BABAK II
Bapak : Kenapa kau menyeru ibumu wati . kenapa tidak
menyeru aku. Kenapa kau begitu tega tinggalkan aku, seperti juga ibumu dulu
tega mendahului kealam baka. Dan kini kau telah lari pergi malapetaka sisi hari
tua. Tak ada lagi kedamaian. Sekarang semua gelap. Aku dimakan gerhana…Ooo,
bencana jahanam!
TERDENGAR KETUKAN KERAS DARI PIMTU
LUAR. BAPAK MEMBALIK DENAGN GERAM
Bapak : Aku tidak teriam tamu. Pergi !
PINTU DIDORONG DARI LUAR, MUNCUL PELAMAR II, HENTI
DIAMBANG DENGAN TEGANG
Bapak : Kau….kau mau apa lagi ha ! Aku tidak teriam
tamu…pergi !
Pelamar II : Aku kemari bukan untuk bertemu denganmu. Aku
kemari ingin bertemu watiku, jadi tidak perduli apakah kawan, eh bapak terima
tamu atau tidak, karena bapak harus maklum situasi politik di tanah air sedang
kritis, komplotan nekolim dengan dibantu antek-anteknya disini dengan dukungan
dewan jendral reaksioner mau lancarka kudeta, perebutan kekuasaan negara,
tetapi kaum kami sedang mati-matian berjuang untuk menyelamatkan revolusi, tapi
sayang keadan kami sedang terdesak, namun kami akan terus berjuang dengan
segala cara, dengan aksi massa dan perang gerilya, karena itulah sekarang aku
memaksa diri sekarang untuk bertemu Watiku, harap bapak maklum.

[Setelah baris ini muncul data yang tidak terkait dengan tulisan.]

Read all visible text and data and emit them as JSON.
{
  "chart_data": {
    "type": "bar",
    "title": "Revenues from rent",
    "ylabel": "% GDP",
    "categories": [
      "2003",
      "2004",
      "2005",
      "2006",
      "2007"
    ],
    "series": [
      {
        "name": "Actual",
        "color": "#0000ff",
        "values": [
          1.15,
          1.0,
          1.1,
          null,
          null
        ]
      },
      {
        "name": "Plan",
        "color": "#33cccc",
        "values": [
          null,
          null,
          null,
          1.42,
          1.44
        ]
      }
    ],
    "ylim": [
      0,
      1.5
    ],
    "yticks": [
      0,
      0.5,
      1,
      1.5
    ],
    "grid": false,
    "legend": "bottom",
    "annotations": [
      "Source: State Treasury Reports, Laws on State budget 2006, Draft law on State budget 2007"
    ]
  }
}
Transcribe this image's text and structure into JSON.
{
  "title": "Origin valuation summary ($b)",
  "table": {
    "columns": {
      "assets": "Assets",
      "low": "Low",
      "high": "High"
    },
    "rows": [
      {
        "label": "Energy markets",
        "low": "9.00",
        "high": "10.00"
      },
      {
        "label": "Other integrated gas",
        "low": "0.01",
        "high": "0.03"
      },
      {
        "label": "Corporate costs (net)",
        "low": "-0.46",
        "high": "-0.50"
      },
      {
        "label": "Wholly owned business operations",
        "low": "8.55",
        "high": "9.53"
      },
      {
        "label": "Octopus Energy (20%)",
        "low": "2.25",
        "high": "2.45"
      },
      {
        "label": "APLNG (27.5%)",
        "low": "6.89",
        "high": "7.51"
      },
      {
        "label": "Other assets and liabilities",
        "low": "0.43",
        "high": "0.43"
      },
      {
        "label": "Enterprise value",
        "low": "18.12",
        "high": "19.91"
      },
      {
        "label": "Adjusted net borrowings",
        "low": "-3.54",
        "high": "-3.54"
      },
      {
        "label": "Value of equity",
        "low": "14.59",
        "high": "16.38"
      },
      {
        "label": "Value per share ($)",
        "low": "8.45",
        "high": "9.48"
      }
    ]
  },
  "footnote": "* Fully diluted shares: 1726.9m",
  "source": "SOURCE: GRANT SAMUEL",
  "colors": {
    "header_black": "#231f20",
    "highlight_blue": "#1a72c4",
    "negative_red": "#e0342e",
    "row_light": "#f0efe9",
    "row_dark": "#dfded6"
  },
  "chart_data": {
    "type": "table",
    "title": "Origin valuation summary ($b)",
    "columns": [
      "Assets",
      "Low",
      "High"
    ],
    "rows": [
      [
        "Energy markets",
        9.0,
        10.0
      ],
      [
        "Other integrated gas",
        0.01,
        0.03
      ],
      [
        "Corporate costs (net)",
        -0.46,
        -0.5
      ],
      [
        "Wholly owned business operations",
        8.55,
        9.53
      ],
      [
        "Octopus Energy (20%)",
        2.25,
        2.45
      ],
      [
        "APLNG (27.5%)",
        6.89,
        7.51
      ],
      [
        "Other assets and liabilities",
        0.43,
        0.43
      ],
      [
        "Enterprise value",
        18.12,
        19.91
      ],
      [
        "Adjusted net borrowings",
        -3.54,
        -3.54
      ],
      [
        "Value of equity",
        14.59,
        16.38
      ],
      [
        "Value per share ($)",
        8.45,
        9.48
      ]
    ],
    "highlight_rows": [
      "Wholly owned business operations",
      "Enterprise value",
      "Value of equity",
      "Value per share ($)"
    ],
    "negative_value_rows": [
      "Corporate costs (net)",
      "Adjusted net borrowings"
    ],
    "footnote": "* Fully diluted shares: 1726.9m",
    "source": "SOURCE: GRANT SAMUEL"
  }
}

Bapak : persetan dengan apa yang terjadi. Persetan
dengan segala dalihmu . aku tidak bisa terima tamu. Pergi!
Pelamar II : Sudah kukatakan tadi bahwa aku kemari hanya
untuk bertemu Watiku , dan keadan darurat begini, aku sebagai bakal suami Wati
berhak penuh untuk bertemu dengannya dan membawa pergi ketempat yang lebih
aman.
Bapak : Apa!?! Kau mau menculik Wati?
Pelamar II : Jangan
salah tafsir, aku bukan mau menculiknya, aku Cuma ingin mengamankannya, dia
akan aman dibawah perlindunganku dan kawan-kawan lain.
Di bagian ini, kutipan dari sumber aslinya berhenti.